Glad you asked! This is a deep background feature that's an Easter egg in all the Reluctance Series stories.
Plastic does not exist, nor do fossil fuels. Instead they use organic compostable material and things like wax. As a result, other than glass, there is no transparent packaging, only translucent. Everything is made from wood, wood by-products, natural fiber, metal, vegetable oils, glass, rock, minerals, cement, and ceramic. What they rely on for energy instead of electricity does allow the creation of some exotic materials, but nothing that can't be rendered down and reused. Electronics don't exist, despite it being an Interstellar civilization. When you visit a grocer, you either buy containers or bring your own. A grocery is a combination of bulk bins you'd find in a bulk store, a produce market, and shelves stocked with bottles, tins, cans, and boxes. Cooked or prepared food will be wrapped in wax paper or Chinese-style folding boxes (typically for takeaway meals), or foil wrapped. Takeaway drinks come in paper, sometimes waxed. Pure water is free, spigots are ubiquitous, and everyone carries a metal or water-proof fabric flask. (It is horribly hot by our standards so everyone sweats; water is a health issue.) Even clothing is reducible; rayon, silk, and rarely leather versus our nylon. People routinely clean discards; everything is rendered and reused. People do that work to earn coin.

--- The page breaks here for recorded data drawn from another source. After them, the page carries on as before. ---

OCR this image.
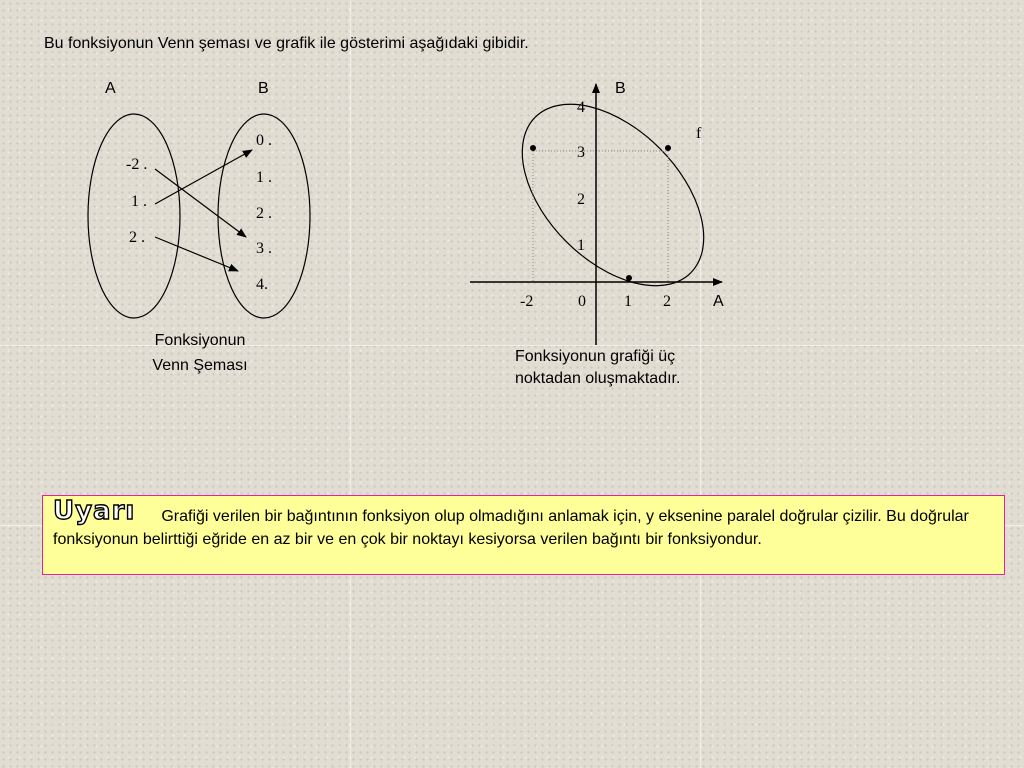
Bu fonksiyonun Venn şeması ve grafik ile gösterimi aşağıdaki gibidir.
A	B
-2 .
1 .
2 .
0 .
1 .
2 .
3 .
4.
B
A
f
4
3
2
1
-2	0 1 2
Fonksiyonun
Venn Şeması
Fonksiyonun grafiği üç
noktadan oluşmaktadır.
Uyarı Grafiği verilen bir bağıntının fonksiyon olup olmadığını anlamak için, y eksenine paralel doğrular çizilir. Bu doğrular fonksiyonun belirttiği eğride en az bir ve en çok bir noktayı kesiyorsa verilen bağıntı bir fonksiyondur.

Reusable containers and objects, and recycling, are never detailed in the stories other than in passing. You might see someone washing something before tossing it, or opening a Chinese-style folding box (instead of a styrofoam clamshell) and pulling chopsticks from their hair to use them. It might seem like a colorful detail, but it is part of a world free of human created forever-trash.

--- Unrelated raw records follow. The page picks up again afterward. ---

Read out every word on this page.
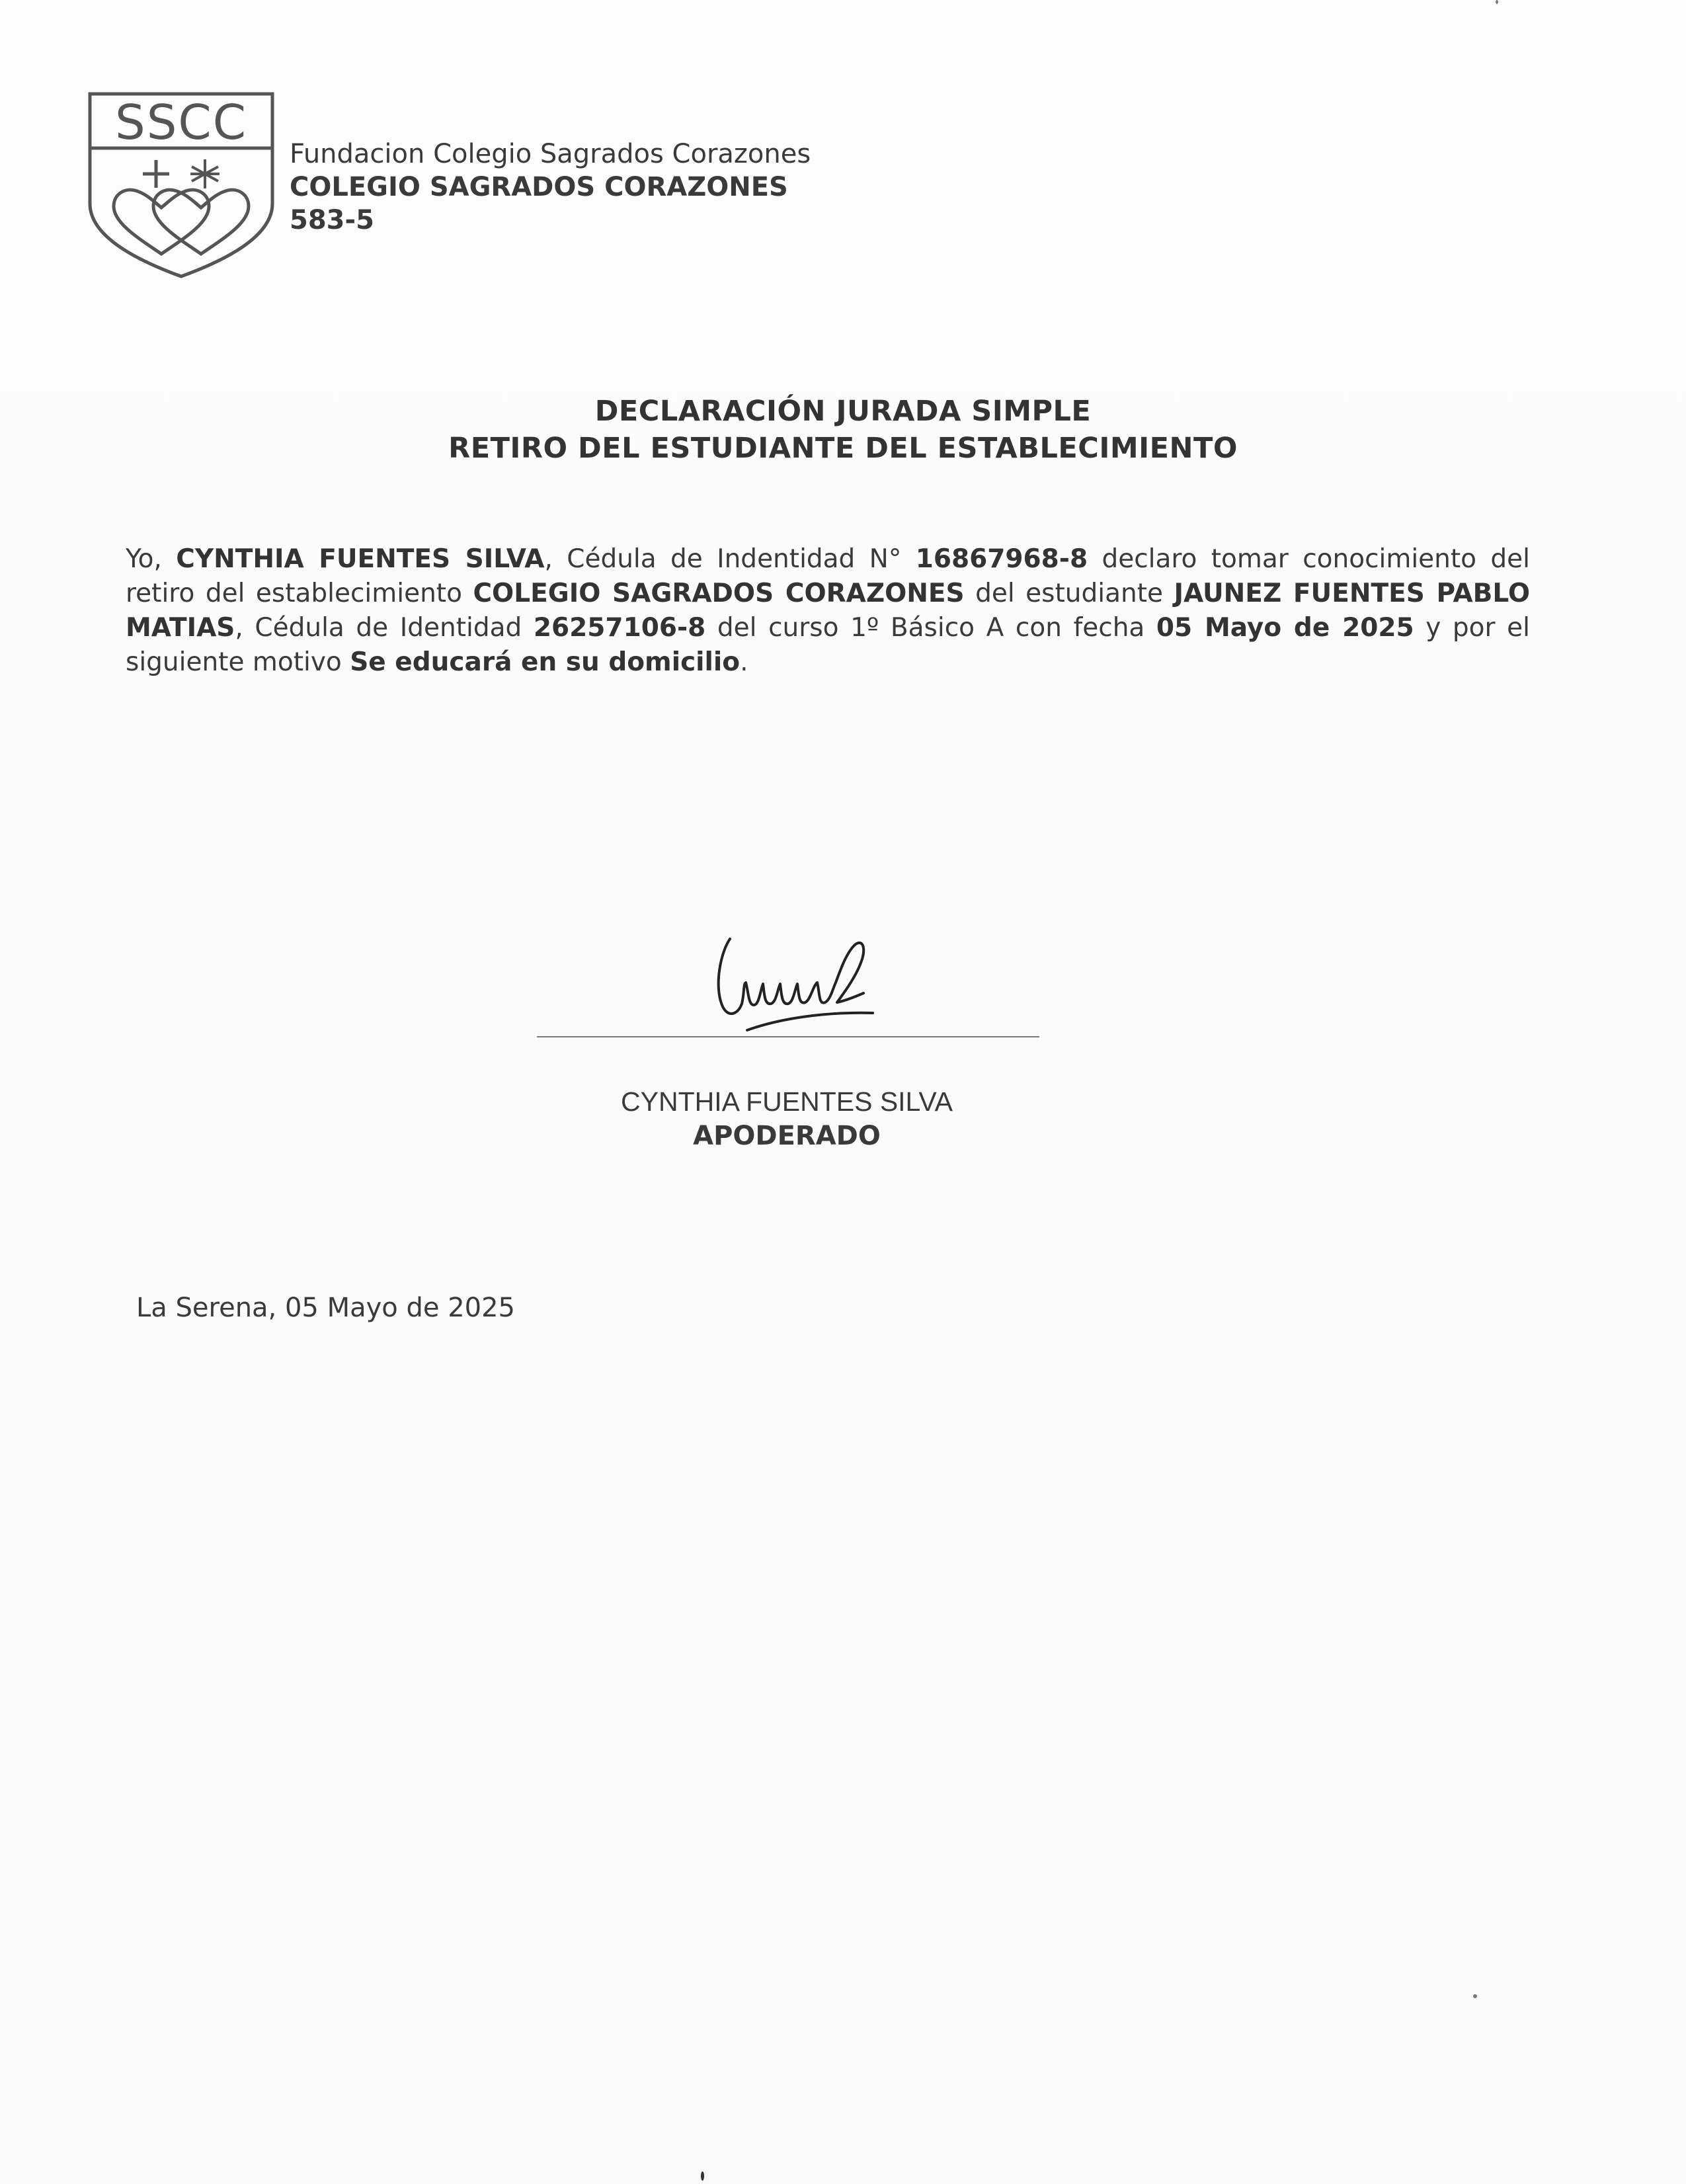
SSCC
Fundacion Colegio Sagrados Corazones
COLEGIO SAGRADOS CORAZONES
583-5
DECLARACIÓN JURADA SIMPLE
RETIRO DEL ESTUDIANTE DEL ESTABLECIMIENTO
Yo, CYNTHIA FUENTES SILVA, Cédula de Indentidad N° 16867968-8 declaro tomar conocimiento del retiro del establecimiento COLEGIO SAGRADOS CORAZONES del estudiante JAUNEZ FUENTES PABLO MATIAS, Cédula de Identidad 26257106-8 del curso 1º Básico A con fecha 05 Mayo de 2025 y por el siguiente motivo Se educará en su domicilio.
CYNTHIA FUENTES SILVA
APODERADO
La Serena, 05 Mayo de 2025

Editorial Note: It amazes me how even the most recyclable packaging will contain some tiny bit that isn't recyclable: cellophane or a plastic transparent covering, or plastic bits inside caps, for instance a plastic spout in a glass vinegar bottle. Spray cans used to be metal, even the top and sprayer. Even consumer friendly stores that routinely work with suppliers to produce unique products, for example Trader Joe's, repeatedly market new items in completely non-recyclable packaging that could obviously be made recyclable if they insisted. Cheap, easy, and irresponsible end-of-life handling will eventually render the Earth into a rubbish heap. We should be holding packaging companies responsible for end-of-life disposal cost (arguably the material's greatest expense). Such pressures would force them to invent reusable recyclable packaging. /End of editorial.